Обстановочка в комнате, где я находился, была шикарной: лепнина на стенах и потолке, мраморные колонны… Любой новый русский от зависти бы помер. Комната пуста, лишь в дальнем углу притаился офигенный стул с гнутыми ножками, обитый какой-то тканью…
С трудом повернув голову, я разглядел, что весь пейзажик портит избитая Вовкина морда: под глазом расцветает синяк, бровь рассечена, губы разбиты… Сам Вовка был крепко прикован к стене… Впрочем, я и сам находился рядом с ним в такой же позе и стоял на ногах лишь благодаря все тем же оковам: наручникам шириной сантиметров пятнадцать, накрепко прикрученным к стене у меня над головой.
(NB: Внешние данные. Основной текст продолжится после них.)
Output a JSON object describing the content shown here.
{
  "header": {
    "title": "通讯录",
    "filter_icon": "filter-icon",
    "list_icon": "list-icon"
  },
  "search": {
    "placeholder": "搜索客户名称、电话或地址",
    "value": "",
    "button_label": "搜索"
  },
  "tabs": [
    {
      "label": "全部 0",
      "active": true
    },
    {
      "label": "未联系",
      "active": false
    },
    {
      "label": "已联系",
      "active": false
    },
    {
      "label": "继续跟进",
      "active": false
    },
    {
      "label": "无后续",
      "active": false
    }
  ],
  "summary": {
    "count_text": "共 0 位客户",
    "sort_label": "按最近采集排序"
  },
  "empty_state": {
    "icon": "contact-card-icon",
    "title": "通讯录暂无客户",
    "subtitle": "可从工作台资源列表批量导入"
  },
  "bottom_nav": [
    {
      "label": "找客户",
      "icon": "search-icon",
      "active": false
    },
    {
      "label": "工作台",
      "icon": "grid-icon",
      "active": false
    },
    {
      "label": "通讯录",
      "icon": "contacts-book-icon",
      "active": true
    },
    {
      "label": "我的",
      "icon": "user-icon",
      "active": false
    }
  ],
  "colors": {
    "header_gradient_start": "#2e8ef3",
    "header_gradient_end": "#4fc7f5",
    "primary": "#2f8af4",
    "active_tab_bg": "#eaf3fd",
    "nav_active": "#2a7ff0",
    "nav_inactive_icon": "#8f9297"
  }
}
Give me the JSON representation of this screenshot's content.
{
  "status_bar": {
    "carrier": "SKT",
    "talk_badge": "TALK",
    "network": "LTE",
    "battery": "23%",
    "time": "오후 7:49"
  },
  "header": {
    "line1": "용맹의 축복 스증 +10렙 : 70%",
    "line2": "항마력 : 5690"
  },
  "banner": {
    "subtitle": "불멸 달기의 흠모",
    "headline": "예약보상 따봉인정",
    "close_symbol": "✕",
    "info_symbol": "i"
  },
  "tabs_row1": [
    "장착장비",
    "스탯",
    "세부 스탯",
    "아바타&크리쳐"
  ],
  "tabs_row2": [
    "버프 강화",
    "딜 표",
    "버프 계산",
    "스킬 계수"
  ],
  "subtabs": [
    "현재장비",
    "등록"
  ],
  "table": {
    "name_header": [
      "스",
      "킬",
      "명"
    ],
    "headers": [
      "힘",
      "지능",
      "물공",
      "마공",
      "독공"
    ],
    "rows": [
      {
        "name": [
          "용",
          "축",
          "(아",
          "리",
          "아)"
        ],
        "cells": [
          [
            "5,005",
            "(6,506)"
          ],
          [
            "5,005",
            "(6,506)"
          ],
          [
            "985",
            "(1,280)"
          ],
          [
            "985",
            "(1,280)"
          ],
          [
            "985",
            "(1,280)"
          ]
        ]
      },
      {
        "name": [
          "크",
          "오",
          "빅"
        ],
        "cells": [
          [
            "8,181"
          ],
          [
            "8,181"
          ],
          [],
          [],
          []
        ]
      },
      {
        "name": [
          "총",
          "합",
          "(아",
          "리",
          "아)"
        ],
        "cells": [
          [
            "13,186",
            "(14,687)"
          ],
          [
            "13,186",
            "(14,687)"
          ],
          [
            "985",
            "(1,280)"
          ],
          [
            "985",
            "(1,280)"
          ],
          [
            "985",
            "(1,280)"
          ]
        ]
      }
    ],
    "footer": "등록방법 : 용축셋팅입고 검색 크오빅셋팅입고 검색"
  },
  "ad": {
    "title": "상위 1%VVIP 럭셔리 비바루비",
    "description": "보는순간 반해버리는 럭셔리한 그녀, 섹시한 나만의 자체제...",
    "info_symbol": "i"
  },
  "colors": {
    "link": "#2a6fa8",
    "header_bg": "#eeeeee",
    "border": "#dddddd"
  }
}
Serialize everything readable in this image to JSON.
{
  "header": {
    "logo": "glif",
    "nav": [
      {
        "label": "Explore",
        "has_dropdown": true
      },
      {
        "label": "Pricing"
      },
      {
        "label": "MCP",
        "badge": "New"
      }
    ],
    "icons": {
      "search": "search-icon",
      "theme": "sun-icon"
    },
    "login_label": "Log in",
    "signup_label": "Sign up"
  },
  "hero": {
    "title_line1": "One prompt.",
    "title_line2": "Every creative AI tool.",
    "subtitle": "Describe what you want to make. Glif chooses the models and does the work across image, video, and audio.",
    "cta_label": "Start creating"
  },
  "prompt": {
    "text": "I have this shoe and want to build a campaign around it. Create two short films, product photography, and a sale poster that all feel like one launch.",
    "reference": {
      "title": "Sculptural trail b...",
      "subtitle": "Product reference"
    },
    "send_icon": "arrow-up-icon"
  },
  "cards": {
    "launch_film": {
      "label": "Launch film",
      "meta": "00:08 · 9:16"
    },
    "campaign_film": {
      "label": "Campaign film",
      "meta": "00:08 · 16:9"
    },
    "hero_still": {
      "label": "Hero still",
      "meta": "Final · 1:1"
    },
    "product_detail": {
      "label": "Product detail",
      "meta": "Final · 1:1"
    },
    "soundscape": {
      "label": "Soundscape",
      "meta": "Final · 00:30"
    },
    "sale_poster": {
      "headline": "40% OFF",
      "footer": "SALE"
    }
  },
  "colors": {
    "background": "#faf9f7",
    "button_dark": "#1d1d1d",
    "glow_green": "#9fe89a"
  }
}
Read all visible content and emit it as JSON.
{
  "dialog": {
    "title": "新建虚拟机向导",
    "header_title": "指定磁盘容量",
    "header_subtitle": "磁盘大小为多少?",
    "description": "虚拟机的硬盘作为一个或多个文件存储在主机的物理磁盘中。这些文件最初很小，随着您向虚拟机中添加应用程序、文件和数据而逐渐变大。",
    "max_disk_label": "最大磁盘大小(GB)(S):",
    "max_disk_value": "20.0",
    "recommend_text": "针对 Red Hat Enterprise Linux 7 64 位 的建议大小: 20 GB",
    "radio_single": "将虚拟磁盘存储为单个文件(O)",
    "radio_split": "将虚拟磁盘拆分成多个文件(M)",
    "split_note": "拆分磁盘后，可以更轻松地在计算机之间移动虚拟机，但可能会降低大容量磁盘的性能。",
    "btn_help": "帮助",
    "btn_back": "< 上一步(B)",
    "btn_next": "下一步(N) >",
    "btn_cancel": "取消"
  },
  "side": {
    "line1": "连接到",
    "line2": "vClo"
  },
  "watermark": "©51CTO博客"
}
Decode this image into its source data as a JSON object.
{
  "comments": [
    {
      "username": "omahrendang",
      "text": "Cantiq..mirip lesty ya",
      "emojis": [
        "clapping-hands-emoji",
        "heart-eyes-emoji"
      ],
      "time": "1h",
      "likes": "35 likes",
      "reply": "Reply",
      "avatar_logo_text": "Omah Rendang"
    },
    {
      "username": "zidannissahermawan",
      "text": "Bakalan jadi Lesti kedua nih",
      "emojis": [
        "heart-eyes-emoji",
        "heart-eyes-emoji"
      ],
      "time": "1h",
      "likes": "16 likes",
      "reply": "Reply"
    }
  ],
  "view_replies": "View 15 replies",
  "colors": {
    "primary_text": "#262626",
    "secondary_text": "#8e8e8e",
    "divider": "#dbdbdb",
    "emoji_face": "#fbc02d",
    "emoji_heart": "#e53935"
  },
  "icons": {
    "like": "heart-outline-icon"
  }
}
В этот момент Вован раскрыл глаза и покосился на меня:
– Шо смотришь? Хреново выгляжу?
Я даже слова сказать не мог, так отвратно себя чувствовал. Так что я лишь уронил голову, а потом поднял ее, что и было правильно расшифровано Вовкой как кивок. Он ухмыльнулся:
– Ты еще их не видел…
– А ты видел?
Надо же! Осилил такую длинную фразу!
– Нет, но представляю…
Юморист.
В этот момент где-то сбоку оглушительно заскрипела дверь (сигнализация, блин!) и в комнату – хотя какая на фиг комната! зала, не меньше! – вошел высокий парень лет двадцати трех– двадцати четырех. Черный строгий костюм, красная, цвета венозной крови рубашка и тонкая смоляная ниточка усов над верхней губой. Все впечатление портил тонкий длинный белесый шрам, начинающийся у внешнего уголка левого глаза, проходящий через всю щеку мимо уголка рта и скрывающийся на подбородке. Хотя, с другой стороны, моя мама всегда балдела от Жофрея де Пейрака. А у него физиономия была разукрашена еще похлеще. А-а, кто поймет этих женщин!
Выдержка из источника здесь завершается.